Talking about Artist-in-Residence programs with Julie Kesti

Archie Bray Brick Pile, Helena, MT

Landscape near Ernabella, Australia

Here are a few excerpts from a recent interview I did with blogger, artist, and body worker Julie Kesti. We talked about the many ways you can benefit from artist-in-residence programs. I have spent the last year residency hopping between China, Denmark, Australia, and the U.S. The experience has been invaluable and I enjoyed talking to Julie about what I gained from my travels. Click here to read the full interview.

Tell us a couple of your favorite residency moments:

During my residency at Anderson Ranch in the winter of 2007 I had the opportunity to work with an exceptional group of residents. I was discussing my work one night with a resident whose work I admired. After a pause in the conversation she told me very directly that the way I talked about my work didn’t match the aesthetic of the objects I was making. She said this with great politeness, without malice. It was shocking at first but after a few days I decided she was right.

This was a major turning point in my work. Her honest assessment of my work helped me change my aesthetic completely. I changed firing temperatures, materials and consequently left behind most of the artistic crutches that I had been leaning on for many years. The fact that she was my peer and not a formal teacher made me more open to her criticism.

This type of interaction is why I love residencies. You never know who you will meet and how they will affect your life. I have made life-long friendships during residencies.

Any fun or interesting mishaps in your residency application/travel/completion journeys?

This past fall I was a resident at ICRC Guldagergaard in Skaelskor, DE. Shortly after arriving I set out to go shopping at the local grocery store. As the shopkeeper rang up my groceries I pulled out my wallet. For some reason I could not figure out Danish money. I tried for at least three minutes before I sheepishly handed her all my money. She looked at me with a smile and handed back the change. Small embarrassments like this happen all the time so it is helpful to travel with a good sense of humor.

Do you have any final thoughts or words of advice to artists who might be thinking about a residency?

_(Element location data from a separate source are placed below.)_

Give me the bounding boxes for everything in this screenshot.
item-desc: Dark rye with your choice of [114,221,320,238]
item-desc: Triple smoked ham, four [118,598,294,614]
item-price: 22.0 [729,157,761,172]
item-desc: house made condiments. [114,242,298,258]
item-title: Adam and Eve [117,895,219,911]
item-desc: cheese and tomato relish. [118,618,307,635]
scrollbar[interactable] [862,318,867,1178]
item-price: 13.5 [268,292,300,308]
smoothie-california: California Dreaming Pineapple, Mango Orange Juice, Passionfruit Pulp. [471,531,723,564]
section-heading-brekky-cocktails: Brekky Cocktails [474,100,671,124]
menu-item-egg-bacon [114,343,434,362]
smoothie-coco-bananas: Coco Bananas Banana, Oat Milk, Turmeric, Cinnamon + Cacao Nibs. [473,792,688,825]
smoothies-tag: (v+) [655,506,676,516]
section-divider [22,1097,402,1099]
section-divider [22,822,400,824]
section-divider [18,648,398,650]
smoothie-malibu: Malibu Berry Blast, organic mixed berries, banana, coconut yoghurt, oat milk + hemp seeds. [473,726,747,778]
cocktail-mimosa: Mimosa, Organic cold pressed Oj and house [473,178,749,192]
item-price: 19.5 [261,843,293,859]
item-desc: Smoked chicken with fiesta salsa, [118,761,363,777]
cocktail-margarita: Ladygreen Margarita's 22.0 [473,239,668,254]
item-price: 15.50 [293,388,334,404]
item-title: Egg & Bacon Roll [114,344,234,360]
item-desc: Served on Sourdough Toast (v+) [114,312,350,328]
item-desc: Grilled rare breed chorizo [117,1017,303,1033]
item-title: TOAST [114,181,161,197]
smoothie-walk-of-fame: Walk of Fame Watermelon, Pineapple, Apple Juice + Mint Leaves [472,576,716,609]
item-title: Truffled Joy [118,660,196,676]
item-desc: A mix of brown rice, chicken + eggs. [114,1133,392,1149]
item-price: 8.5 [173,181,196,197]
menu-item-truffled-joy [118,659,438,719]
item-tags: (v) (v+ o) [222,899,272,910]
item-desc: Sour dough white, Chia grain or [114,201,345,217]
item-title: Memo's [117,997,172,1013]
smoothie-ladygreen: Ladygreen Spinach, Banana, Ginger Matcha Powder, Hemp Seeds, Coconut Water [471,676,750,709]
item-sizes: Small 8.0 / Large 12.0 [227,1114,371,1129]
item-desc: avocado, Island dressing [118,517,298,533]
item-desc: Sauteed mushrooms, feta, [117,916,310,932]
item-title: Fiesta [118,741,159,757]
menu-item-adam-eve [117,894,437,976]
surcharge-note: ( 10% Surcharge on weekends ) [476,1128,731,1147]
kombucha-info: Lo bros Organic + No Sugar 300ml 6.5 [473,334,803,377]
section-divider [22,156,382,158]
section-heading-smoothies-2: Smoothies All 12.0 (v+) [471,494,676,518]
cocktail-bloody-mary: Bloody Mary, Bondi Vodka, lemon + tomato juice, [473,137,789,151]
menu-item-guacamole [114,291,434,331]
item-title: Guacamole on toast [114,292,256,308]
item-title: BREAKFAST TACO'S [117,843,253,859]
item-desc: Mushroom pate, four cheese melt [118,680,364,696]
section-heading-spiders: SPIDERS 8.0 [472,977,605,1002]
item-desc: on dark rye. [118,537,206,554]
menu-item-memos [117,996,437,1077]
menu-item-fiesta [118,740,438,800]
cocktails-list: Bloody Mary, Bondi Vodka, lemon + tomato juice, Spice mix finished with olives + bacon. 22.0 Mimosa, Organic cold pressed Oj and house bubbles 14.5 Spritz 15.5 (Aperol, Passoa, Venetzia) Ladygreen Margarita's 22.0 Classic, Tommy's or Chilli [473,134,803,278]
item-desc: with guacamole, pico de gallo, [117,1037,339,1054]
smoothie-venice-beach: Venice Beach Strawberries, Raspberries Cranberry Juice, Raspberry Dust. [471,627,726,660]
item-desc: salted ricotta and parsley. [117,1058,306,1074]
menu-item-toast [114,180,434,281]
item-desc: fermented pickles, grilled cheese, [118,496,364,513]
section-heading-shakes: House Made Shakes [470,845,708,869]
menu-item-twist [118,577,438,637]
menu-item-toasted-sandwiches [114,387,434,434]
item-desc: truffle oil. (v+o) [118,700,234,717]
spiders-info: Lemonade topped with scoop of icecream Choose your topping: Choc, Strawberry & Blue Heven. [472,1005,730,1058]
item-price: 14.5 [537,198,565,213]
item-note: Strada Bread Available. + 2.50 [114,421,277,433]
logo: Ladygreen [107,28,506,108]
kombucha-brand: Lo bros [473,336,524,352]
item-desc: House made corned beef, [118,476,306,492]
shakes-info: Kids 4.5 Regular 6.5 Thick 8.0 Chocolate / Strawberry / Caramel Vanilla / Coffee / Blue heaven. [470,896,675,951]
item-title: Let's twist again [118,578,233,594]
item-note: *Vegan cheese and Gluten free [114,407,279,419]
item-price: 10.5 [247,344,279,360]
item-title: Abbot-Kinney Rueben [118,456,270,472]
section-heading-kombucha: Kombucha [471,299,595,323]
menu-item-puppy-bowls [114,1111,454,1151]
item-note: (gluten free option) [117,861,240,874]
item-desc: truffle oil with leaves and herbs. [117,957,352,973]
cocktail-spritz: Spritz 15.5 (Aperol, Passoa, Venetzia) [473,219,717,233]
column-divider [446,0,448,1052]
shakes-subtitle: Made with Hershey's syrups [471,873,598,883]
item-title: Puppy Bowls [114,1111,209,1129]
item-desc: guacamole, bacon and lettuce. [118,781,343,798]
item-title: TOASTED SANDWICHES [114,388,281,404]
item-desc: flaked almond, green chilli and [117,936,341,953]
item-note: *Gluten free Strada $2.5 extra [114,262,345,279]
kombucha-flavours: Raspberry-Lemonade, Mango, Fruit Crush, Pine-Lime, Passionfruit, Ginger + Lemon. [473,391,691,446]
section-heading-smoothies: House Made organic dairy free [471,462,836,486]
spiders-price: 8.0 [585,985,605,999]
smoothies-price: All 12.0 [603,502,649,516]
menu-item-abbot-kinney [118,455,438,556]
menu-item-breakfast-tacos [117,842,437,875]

Don’t be afraid to think big. Commit to a residency that might be a little higher than you perceive your skills to be. Residencies are a great way to stretch the boundaries of what you think you can do. Plan a big project and then do everything in your power to complete it.

Julie and I met in Shanghai after a mutual friend put us into contact. Along with her husband Sean, she has been living in Shanghai practicing her art while studying Chinese Medicine. You can view her art work and read her blog at juliekesti.com. You can also follow her on Twitter @juliekesti, on Tumblr at http://juliekesti-art-by-mail.tumblr.com, or on Instagram @juliekesti.

A statement from Julie about her recent work.
Often my work is an exploration of the puzzles and challenges, textures and qualities of our physical and spiritual / psychological boundaries. My work in recent yeas includes body parts, shadow tracings, and abstract mixed-media drawings evoking ideas of safety, possession, permission/freedom, and impermanence. Or--sometimes--I just start layering colors, and layer and re-layer them and see where it takes me.

Since moving to Shanghai, I have been experimenting with zine formats, beginning to think about visual narratives in booklet or letter form. I’ve also been keeping a blog, which has been a productive place of exploration, experimentation, and focus. Part of this is an artist interview series, about their creative habits and process, conducted through the mail and made into both zines and a blog series.